The capacity of RcsB and RcsA to bind to a pmatA fragment derived from upstream of IHE 3034 matA and, as a control, to a pmatB fragment containing the matA-matB intergenic region (see Fig. 4A for an outline of the fragments) was tested in an electrophoretic mobility shift assay (EMSA). The assay was based on the RcsB_D56E substitution variant, in which the conserved aspartic acid residue of the phosphoreceiver domain is replaced by a glutamic acid residue, thus mimicking the phosphorylated, active form of the protein (18). The pmatA fragment is a target for binding by the activator MatA and the repressor H-NS (Lehti et al., submitted) and contains the putative RcsAB box at the 5′ end (Fig. 4A). The pmatA fragment was retarded by increasing amounts of RcsB_D56E, while only a weak shifting was seen with the fragment pmatB in the same assay (Fig. 4B). The wild-type RcsB protein displayed a weaker interaction with pmatA than did RcsB_D56E, as two to three times more protein was required for an equally efficient retardation, which is consistent with the fact that phosphorylated RcsB binds DNA more efficiently (15, 66). RcsA did not bind to pmatA, and the presence of equimolar amounts of RcsA and RcsB_D56E resulted in a shifting profile similar to that formed by RcsB_D56E alone, indicating that activated RcsB binds stably to the mat regulatory region without a stabilizing effect of RcsA. When DNA regions located on both sides of the box (fragments pmat2 and pmat4 [Fig. 4A]), and thus lacking the putative 14-bp RcsAB box, were tested as target sequences, RcsB_D56E showed only a weak DNA binding activity in the EMSA (Fig. 4C). In contrast, combining RcsB_D56E with a 330-bp pmat3 that harbors the rcsAB box at its center led to complete shifting of the free DNA at the low protein concentration of 100 nM, which is a considerably lower concentration than that required for the pmatA PCR product. Since RcsB can form a regulatory complex with different coregulators, GadE, TviA, and BglJ (7, 30, 68, 73), in addition to the ability to heterodimerize with RcsA, we combined RcsB_D56E with MBP-MatA in the EMSA. However, the binding affinity of RcsB_D56E for the mat promoter was not enhanced (data not shown).

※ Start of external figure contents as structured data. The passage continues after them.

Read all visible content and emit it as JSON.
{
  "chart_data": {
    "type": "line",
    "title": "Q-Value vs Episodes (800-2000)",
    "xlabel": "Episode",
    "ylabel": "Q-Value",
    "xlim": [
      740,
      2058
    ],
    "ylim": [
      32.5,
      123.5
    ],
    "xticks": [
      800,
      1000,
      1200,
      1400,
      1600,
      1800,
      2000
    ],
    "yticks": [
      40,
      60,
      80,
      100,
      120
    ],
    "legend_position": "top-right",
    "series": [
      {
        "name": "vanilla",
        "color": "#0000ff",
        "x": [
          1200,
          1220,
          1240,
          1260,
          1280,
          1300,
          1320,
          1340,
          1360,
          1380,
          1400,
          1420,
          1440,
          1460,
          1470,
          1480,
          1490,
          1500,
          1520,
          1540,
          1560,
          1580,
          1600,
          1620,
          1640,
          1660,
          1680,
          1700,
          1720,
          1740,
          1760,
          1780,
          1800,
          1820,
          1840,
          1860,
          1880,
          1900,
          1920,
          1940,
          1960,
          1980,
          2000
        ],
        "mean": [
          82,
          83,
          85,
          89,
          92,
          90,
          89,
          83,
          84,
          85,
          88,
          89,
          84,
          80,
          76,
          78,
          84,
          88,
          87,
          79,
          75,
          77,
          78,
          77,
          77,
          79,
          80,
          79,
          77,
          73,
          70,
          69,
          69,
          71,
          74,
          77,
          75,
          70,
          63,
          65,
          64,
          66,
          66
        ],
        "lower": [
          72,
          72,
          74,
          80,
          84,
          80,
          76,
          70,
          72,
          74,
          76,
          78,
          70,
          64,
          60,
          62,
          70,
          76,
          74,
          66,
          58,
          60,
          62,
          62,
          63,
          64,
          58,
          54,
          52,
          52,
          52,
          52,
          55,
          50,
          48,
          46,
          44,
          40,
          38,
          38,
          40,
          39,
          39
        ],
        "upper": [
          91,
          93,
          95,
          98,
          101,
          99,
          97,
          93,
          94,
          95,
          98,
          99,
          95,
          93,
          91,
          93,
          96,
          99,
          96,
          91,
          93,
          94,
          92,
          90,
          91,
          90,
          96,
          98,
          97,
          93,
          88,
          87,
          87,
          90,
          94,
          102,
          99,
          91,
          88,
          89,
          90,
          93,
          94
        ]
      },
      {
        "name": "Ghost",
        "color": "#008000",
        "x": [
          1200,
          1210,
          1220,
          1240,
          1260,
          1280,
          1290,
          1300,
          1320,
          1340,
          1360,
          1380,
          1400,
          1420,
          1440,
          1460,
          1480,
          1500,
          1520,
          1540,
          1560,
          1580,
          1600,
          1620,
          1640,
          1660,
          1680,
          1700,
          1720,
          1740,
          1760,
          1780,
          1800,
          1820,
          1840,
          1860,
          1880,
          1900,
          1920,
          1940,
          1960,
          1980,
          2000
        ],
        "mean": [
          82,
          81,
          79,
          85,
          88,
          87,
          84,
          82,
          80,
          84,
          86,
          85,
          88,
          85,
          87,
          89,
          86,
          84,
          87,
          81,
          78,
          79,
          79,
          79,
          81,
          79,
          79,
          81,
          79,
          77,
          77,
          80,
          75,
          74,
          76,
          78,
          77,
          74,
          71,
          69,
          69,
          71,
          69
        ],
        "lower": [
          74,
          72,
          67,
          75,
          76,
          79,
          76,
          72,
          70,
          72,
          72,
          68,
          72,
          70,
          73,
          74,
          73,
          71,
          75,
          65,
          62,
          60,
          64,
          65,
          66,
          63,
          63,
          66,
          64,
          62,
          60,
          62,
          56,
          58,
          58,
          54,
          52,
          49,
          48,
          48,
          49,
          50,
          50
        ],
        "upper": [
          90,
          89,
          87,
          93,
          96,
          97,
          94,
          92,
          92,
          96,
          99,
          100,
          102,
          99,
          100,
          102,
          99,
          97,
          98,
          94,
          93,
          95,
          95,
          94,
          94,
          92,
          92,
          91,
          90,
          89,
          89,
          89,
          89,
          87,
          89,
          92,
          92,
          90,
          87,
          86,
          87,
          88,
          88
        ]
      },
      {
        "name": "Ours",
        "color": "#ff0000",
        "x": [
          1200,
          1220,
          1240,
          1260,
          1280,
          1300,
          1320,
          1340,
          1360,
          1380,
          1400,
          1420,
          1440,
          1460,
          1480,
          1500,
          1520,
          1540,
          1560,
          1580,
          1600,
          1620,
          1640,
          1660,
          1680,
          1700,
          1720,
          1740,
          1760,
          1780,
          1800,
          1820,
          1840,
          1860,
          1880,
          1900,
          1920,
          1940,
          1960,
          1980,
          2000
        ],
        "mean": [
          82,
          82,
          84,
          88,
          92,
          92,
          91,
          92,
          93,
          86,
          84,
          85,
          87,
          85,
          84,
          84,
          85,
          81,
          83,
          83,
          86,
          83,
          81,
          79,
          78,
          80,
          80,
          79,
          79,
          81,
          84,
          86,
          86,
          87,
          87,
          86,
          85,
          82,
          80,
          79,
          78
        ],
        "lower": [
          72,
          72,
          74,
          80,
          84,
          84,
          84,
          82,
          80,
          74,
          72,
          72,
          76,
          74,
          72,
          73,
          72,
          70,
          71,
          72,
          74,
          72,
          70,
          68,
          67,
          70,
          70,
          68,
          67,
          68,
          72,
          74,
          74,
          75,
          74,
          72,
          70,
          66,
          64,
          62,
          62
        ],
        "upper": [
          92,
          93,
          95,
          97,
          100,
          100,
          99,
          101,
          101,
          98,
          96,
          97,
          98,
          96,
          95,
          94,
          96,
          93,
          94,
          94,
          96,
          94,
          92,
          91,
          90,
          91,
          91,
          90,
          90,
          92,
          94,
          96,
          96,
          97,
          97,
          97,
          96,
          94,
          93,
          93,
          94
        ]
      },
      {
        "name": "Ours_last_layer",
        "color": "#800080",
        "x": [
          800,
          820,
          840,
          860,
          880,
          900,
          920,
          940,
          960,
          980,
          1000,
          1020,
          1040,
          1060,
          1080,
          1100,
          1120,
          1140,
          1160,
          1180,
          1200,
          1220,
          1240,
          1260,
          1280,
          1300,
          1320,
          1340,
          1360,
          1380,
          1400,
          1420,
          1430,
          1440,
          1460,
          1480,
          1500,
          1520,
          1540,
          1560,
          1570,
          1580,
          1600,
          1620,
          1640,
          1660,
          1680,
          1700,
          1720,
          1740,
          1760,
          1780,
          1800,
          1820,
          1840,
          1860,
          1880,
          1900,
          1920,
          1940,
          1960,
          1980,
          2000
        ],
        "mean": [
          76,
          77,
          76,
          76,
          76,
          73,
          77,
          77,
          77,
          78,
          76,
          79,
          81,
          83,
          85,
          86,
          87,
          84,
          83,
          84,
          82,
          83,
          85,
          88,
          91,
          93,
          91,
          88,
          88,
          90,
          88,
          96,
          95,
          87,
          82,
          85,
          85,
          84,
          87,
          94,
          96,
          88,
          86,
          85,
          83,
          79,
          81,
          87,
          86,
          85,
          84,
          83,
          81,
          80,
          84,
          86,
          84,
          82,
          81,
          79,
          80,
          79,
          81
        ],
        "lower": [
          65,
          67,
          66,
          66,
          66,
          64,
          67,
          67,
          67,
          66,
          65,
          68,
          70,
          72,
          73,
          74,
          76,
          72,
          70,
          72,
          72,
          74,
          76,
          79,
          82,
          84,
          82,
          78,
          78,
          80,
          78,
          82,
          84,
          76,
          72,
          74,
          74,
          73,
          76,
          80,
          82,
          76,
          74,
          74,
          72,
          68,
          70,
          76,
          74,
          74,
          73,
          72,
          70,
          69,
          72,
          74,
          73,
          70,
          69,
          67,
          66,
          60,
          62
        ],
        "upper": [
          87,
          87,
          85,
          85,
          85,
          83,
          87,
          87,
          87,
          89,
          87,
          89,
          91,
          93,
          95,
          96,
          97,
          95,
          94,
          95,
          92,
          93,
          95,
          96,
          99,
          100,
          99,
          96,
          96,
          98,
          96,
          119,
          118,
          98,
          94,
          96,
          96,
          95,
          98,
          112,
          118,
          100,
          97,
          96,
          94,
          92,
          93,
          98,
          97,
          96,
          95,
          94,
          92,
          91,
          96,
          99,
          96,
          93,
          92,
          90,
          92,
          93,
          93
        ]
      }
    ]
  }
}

The effect on mat expression of the RcsAB box located upstream of the mat operon was next assessed. A chromosomal pAB-lacZ fusion carrying a nonfunctional RcsAB box mutated according to Venkatesh et al. (68) was constructed and inserted at the lac locus in wild-type IHE 3034-Sm. The results showed that no β-galactosidase expression occurred from the reporter carrying a mutated RcsAB box (Fig. 4D), indicating that in the bacterial cell, RcsB binds to the RcsAB box and thereby affects mat expression.

Conclusion.

E. coli is a minor species in the human microbiota as well as a human pathogen that also is able to persist and proliferate in water, sediment, and soil (23, 47, 58, 71). Alternation between host and environmental reservoirs exposes the bacterium to changing stress factors, and survival in different niches demands adaptation of gene expression. The involvement of the Rcs phosphorelay system in the proper development of biofilms is well established (8, 36). Here, we describe a novel member of the Rcs regulon, the common colonization factor Mat fimbria, and demonstrate that the RcsB regulator, but not RcsC and RcsD, is directly required for activation of mat expression, thus playing a pivotal role in biofilm formation by the meningitis-associated E. coli strain IHE 3034. The regulation of the conserved mat operon is apparently complex, and integration of RcsB in this network provides an additional control point and a possible route for incorporation of environmental cues. The RcsB and MatA regulators act jointly at the mat promoter to promote the biofilm mode of growth also via another regulatory network, namely, the flagellar cascade, by repressing the flhDC operon (15; 33). Thus, RcsB directly and indirectly contributes to flagellum-mediated motility, utilizing the RcsB-MatA-flhDC circuit. Cumulatively, the reciprocal regulation of adhesive Mat fimbriae and motility strengthens the role of the Rcs system in controlling sessile, adherent behavior in E. coli.